Interdisciplinarity and multiagent interactions for innovations in horticulture - paradigms beyond the words

Authors:   P.É. Lauri, S. Simon, M. Navarrete, L. Parrot, F. Normand, M. Lesueur-Jannoyer, J.P. Deguine
Keywords:   agroecology, innovation, integrated sciences, participatory research, social-ecological-agrosystem, systemic approach
DOI:   10.17660/ActaHortic.2016.1137.37
The progression towards sustainable horticulture is usually associated with scientific and methodological breakthroughs. As a consequence, the innovation processes in the fields of biology and ecology and their agronomic implementation are increasingly recognized as main drivers to improve horticultural systems.
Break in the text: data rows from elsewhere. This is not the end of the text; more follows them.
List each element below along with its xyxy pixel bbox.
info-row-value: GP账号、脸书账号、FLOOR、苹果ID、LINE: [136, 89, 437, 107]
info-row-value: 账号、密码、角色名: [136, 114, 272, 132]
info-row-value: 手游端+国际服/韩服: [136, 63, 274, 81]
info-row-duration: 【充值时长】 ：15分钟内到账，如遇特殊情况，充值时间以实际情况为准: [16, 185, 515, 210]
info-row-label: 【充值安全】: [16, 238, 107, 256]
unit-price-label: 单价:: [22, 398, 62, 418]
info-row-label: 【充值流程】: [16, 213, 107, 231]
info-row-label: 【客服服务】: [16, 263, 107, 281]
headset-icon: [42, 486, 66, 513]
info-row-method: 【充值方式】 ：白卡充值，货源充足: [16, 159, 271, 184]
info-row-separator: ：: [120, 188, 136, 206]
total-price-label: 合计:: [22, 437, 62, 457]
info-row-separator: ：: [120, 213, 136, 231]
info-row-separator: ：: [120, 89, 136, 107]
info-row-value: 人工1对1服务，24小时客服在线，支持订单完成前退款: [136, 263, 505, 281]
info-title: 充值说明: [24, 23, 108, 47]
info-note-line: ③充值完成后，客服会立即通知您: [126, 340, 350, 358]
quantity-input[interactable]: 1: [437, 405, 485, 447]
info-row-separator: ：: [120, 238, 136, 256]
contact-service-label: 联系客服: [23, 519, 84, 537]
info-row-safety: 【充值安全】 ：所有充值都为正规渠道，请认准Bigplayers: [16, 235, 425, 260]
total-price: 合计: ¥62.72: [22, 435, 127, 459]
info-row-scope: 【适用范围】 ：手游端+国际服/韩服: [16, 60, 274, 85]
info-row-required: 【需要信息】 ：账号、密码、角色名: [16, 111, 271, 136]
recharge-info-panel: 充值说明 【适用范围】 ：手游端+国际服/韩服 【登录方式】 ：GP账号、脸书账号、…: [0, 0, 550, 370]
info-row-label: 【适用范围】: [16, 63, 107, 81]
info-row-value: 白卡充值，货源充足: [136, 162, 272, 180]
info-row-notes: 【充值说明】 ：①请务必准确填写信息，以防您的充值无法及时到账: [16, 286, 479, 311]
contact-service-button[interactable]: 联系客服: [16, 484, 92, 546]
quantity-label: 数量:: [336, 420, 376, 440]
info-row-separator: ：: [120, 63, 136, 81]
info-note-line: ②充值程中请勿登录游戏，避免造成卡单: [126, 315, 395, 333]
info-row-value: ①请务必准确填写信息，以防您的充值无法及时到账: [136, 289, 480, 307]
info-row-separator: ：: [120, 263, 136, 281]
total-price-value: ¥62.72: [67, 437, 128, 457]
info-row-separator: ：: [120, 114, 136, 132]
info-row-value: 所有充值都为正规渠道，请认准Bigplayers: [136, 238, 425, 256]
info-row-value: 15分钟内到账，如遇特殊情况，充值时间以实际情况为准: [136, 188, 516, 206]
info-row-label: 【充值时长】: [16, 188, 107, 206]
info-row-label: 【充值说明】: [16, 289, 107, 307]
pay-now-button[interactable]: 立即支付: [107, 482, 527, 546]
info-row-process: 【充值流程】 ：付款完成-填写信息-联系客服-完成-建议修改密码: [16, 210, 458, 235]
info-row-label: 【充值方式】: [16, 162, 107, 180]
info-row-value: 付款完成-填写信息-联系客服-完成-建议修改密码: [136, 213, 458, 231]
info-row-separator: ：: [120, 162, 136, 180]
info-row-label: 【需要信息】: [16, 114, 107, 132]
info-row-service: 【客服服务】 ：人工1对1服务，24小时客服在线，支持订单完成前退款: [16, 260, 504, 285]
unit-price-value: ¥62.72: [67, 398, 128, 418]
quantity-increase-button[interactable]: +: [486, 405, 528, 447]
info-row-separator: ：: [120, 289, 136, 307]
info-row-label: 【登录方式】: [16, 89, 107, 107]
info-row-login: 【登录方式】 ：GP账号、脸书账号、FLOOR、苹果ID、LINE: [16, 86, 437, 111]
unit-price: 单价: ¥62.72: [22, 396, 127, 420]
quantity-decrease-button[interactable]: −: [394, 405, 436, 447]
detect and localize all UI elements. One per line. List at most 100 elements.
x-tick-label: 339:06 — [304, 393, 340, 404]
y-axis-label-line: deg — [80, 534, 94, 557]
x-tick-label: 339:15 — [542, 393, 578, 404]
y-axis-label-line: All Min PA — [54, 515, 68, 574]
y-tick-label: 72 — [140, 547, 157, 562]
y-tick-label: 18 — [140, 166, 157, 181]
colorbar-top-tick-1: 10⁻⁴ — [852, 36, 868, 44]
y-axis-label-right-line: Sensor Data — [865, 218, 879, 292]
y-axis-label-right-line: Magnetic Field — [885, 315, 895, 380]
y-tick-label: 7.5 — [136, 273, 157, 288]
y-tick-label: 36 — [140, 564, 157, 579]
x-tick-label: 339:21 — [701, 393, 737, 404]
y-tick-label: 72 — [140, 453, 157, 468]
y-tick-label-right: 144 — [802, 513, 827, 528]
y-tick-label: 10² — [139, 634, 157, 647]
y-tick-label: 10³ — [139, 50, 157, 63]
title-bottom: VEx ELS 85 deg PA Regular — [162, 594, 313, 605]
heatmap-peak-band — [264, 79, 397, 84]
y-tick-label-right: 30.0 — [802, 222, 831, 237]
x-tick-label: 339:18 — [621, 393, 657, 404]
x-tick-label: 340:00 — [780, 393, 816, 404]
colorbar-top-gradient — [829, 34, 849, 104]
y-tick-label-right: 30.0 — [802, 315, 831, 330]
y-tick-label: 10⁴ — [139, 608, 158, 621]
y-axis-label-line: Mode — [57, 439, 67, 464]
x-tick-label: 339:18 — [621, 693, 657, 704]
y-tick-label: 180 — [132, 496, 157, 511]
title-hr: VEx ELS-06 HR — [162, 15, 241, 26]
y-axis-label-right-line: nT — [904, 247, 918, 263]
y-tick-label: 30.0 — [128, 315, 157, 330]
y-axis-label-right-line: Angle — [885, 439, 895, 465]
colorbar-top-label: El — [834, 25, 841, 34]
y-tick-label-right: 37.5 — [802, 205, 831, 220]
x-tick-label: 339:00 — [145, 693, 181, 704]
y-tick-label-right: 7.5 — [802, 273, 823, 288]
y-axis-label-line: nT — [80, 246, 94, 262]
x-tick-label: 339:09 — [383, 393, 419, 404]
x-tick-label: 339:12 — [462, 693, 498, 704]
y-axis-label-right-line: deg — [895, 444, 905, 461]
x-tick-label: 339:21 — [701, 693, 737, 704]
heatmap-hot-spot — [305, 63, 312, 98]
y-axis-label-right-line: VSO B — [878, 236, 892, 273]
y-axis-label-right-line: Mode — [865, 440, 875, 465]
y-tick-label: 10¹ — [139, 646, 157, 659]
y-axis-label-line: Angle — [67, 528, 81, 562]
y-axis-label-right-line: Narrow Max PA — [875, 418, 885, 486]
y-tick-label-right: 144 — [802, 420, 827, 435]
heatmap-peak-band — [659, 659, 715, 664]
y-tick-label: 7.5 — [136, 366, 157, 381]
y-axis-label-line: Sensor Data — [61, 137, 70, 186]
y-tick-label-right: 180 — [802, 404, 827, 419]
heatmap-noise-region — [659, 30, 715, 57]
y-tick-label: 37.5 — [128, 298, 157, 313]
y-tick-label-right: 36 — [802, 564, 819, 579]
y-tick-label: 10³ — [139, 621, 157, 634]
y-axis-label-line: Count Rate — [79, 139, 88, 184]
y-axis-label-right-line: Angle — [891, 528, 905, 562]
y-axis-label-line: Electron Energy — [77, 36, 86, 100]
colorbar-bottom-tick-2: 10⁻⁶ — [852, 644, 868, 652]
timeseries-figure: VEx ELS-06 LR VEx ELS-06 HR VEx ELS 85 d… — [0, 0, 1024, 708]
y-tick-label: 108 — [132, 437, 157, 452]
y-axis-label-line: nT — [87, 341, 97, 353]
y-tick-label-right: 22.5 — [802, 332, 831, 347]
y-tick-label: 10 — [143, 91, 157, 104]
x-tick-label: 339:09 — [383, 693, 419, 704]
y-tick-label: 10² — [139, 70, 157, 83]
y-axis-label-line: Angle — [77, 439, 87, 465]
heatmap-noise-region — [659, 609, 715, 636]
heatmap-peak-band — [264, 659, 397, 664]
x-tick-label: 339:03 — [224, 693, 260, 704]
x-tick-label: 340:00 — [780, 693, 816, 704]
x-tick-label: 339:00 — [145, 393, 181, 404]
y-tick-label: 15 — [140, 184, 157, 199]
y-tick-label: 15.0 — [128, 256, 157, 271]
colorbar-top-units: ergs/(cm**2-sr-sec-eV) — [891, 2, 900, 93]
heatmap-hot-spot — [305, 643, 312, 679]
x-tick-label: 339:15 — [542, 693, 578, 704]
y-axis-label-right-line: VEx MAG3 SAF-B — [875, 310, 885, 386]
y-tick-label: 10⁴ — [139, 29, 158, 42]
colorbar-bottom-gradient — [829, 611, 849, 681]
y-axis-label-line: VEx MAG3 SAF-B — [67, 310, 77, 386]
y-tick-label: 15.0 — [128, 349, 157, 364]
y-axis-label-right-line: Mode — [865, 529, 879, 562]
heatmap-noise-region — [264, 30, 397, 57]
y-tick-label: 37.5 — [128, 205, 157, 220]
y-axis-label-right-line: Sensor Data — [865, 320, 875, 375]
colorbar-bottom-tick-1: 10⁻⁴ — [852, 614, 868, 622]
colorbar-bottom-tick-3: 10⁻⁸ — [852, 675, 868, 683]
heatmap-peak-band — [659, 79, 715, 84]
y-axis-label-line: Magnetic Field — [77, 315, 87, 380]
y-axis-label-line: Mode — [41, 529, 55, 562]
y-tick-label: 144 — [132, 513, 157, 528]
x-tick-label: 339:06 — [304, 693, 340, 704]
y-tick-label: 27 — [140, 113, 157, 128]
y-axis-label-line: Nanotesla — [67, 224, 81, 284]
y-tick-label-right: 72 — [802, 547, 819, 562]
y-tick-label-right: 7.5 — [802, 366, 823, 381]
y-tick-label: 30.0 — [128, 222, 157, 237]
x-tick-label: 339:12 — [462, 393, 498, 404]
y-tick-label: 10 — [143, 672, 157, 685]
At the same time, a horticultural system cannot be designed without good knowledge of the social and economic contexts in which it is embedded; it has to be considered as an integrated social-ecological-agrosystem. For example, the cross-knowledge derived from interdisciplinary research constitutes the backbone for building ecologically-based crop ideotypes and cropping systems, including genetics, agronomy and social-environmental levers and constraints. Designing new horticultural systems in such a systemic framework is also relevant to develop and better implement knowledge exchange among agents. This strong intertwining of the different research fields poses new challenges. There is a need for more participatory research and scaling-up to achieve adoption of innovations along the horticultural chain. Thus, the former linear and top-down scheme, i.e., from basic science to applied science and fieldwork, is now reconsidered and the design of innovative agricultural production systems is viewed as an integrated, interactive and participatory process where agents are dynamically interacting. The new challenge is to better combine the detailed knowledge typical of the dominant reductionist paradigm generally oriented towards the “one-size-fits-all” objective and the paradigm of complexity where the “custom-fit” approach predominates. Progressing towards these frameworks of knowledge and relationships among agents poses epistemological questions about interdisciplinarity and hybridization between scientific and non-scientific (advisor, grower) knowledge.